Plans are progressing well for the implementation of the Alternative Pathways to Secondary Education (APSE) in September 2016, the Ministry of Education, Youth and Information is reporting.
Deputy Chief Education Officer for Curriculum and Support Services in the Ministry, Lena Buckle Scott, said there is now a National Standard Curriculum (NSC), replete with three pathways to education at the secondary level.
Addressing a JIS ‘Think Tank’, on April 6, she pointed out that the Ministry has taken a decision to provide for students at the secondary level, by meeting them exactly where they are, so the students can maximise their potential.
Mrs. Buckle Scott said the Ministry has been developing the NSC over the past four years and the draft is now in place, which is made up of a framework and teachers’ guides for the different disciplines.
She explained that the curriculum is learner centred; therefore it will cater to the needs of all the different learners.
Mrs. Buckle Scott pointed out that when students exit at Grade six, the examination will lead them to the three pathways. Pathway one will facilitate students who can access the secondary school curriculum with little or no support; Pathway two will be for those students who need more support, while Pathway three is for students who require much support for them to adequately access secondary education.
Meanwhile, Chief Education Officer in the Ministry, Dr. Grace McLean, said the APSE will see a full alignment of the education system from the primary level, which has the National Assessment Programme (NAP), to the secondary level, after which there will be the Career Advancement Programme (CAP).
The CAP will provide for students, two additional years for them to be able to develop the competencies and skills they may not have attained at the end of Grade 11.
Dr. McLean said the two additional years of schooling will only be applicable to those students who need this additional support.
The programme will be rolled out on a phased basis and students will be selected based on academic performance.
Dr.

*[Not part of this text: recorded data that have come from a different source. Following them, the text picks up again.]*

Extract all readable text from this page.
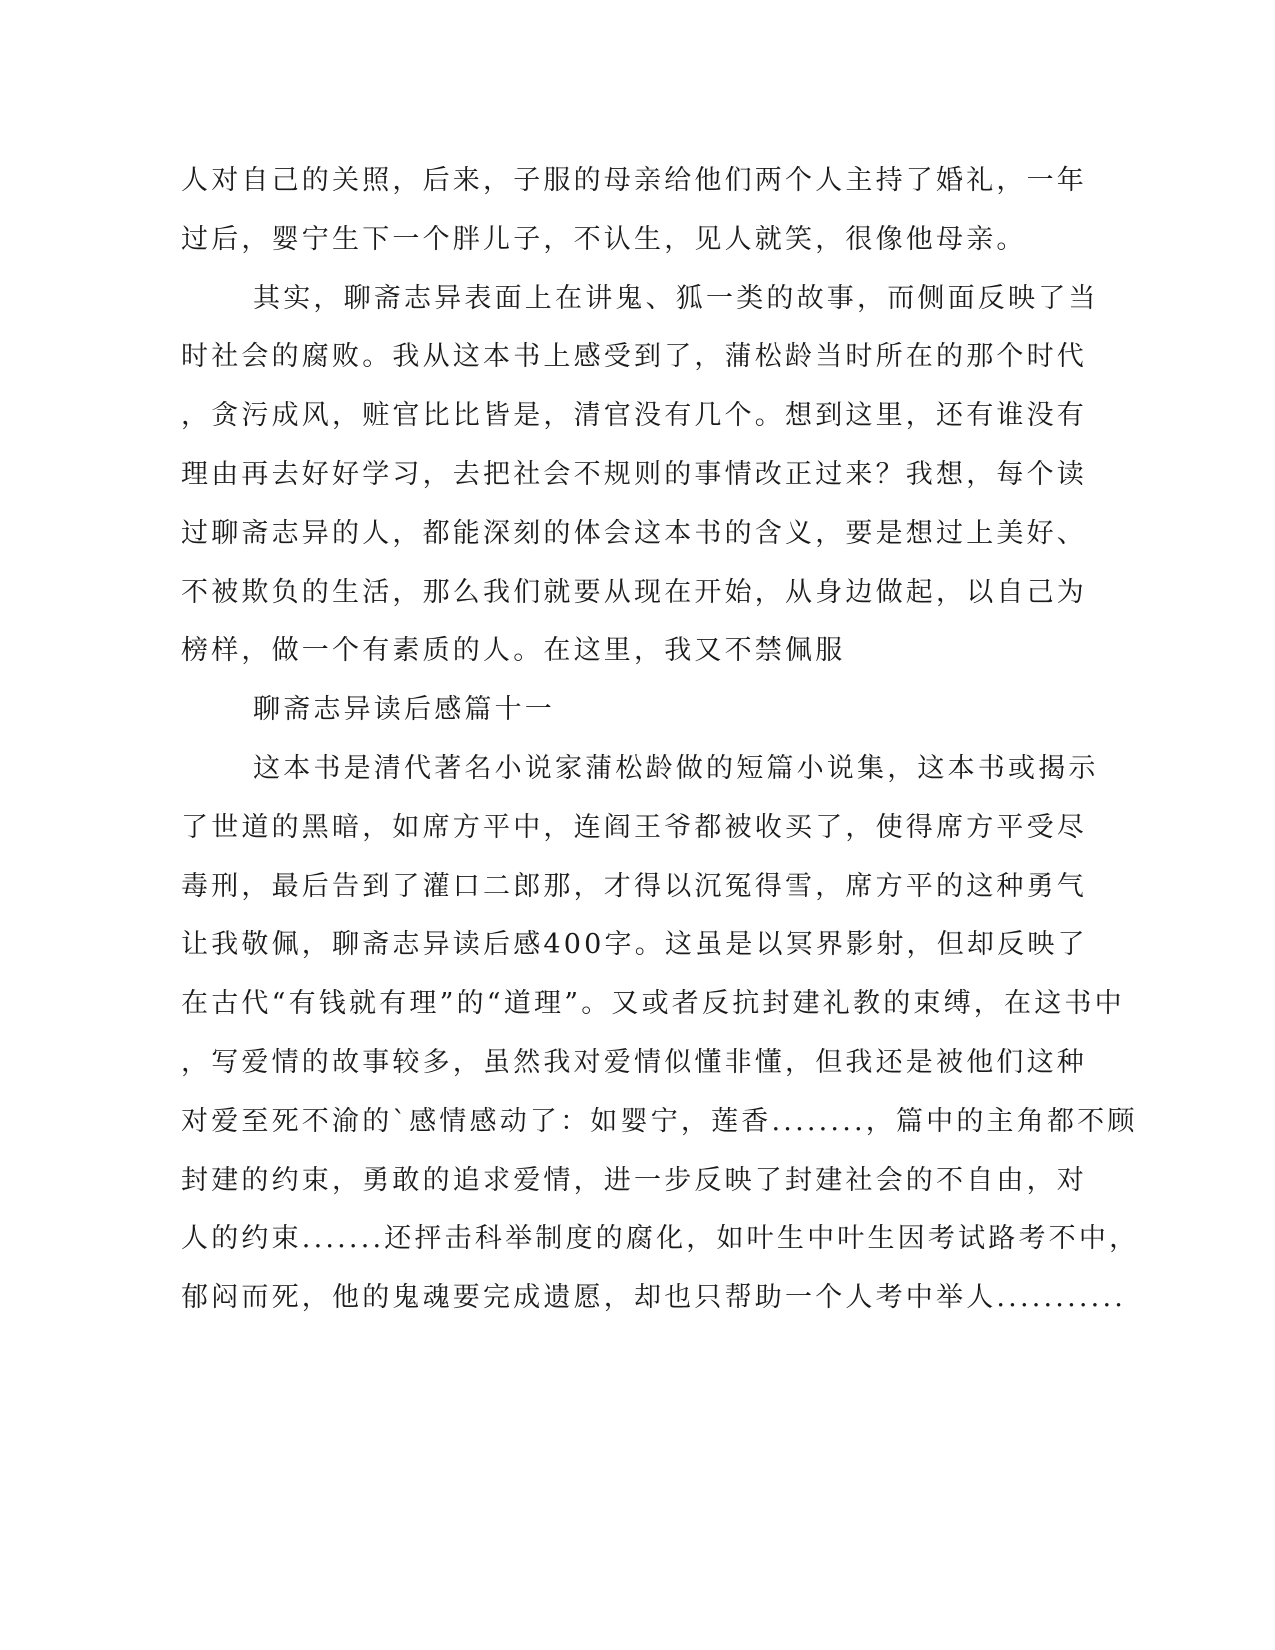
人对自己的关照，后来，子服的母亲给他们两个人主持了婚礼，一年
过后，婴宁生下一个胖儿子，不认生，见人就笑，很像他母亲。
其实，聊斋志异表面上在讲鬼、狐一类的故事，而侧面反映了当
时社会的腐败。我从这本书上感受到了，蒲松龄当时所在的那个时代
，贪污成风，赃官比比皆是，清官没有几个。想到这里，还有谁没有
理由再去好好学习，去把社会不规则的事情改正过来？我想，每个读
过聊斋志异的人，都能深刻的体会这本书的含义，要是想过上美好、
不被欺负的生活，那么我们就要从现在开始，从身边做起，以自己为
榜样，做一个有素质的人。在这里，我又不禁佩服
聊斋志异读后感篇十一
这本书是清代著名小说家蒲松龄做的短篇小说集，这本书或揭示
了世道的黑暗，如席方平中，连阎王爷都被收买了，使得席方平受尽
毒刑，最后告到了灌口二郎那，才得以沉冤得雪，席方平的这种勇气
让我敬佩，聊斋志异读后感400字。这虽是以冥界影射，但却反映了
在古代“有钱就有理”的“道理”。又或者反抗封建礼教的束缚，在这书中
，写爱情的故事较多，虽然我对爱情似懂非懂，但我还是被他们这种
对爱至死不渝的`感情感动了：如婴宁，莲香........，篇中的主角都不顾
封建的约束，勇敢的追求爱情，进一步反映了封建社会的不自由，对
人的约束.......还抨击科举制度的腐化，如叶生中叶生因考试路考不中，
郁闷而死，他的鬼魂要完成遗愿，却也只帮助一个人考中举人...........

McLean noted that 14 schools have already been selected for the APSE and it is expected that approximately 10,000 students will be required to matriculate into the programme.
She explained that the aim of the programme is to cater specifically to the needs of those students who will be required to obtain additional subjects and additional competencies and skills to move into the world of work.
The APSE is to be institutionalised in all 167 high schools in Jamaica, but the roll- out in September will target schools that need the programme the most.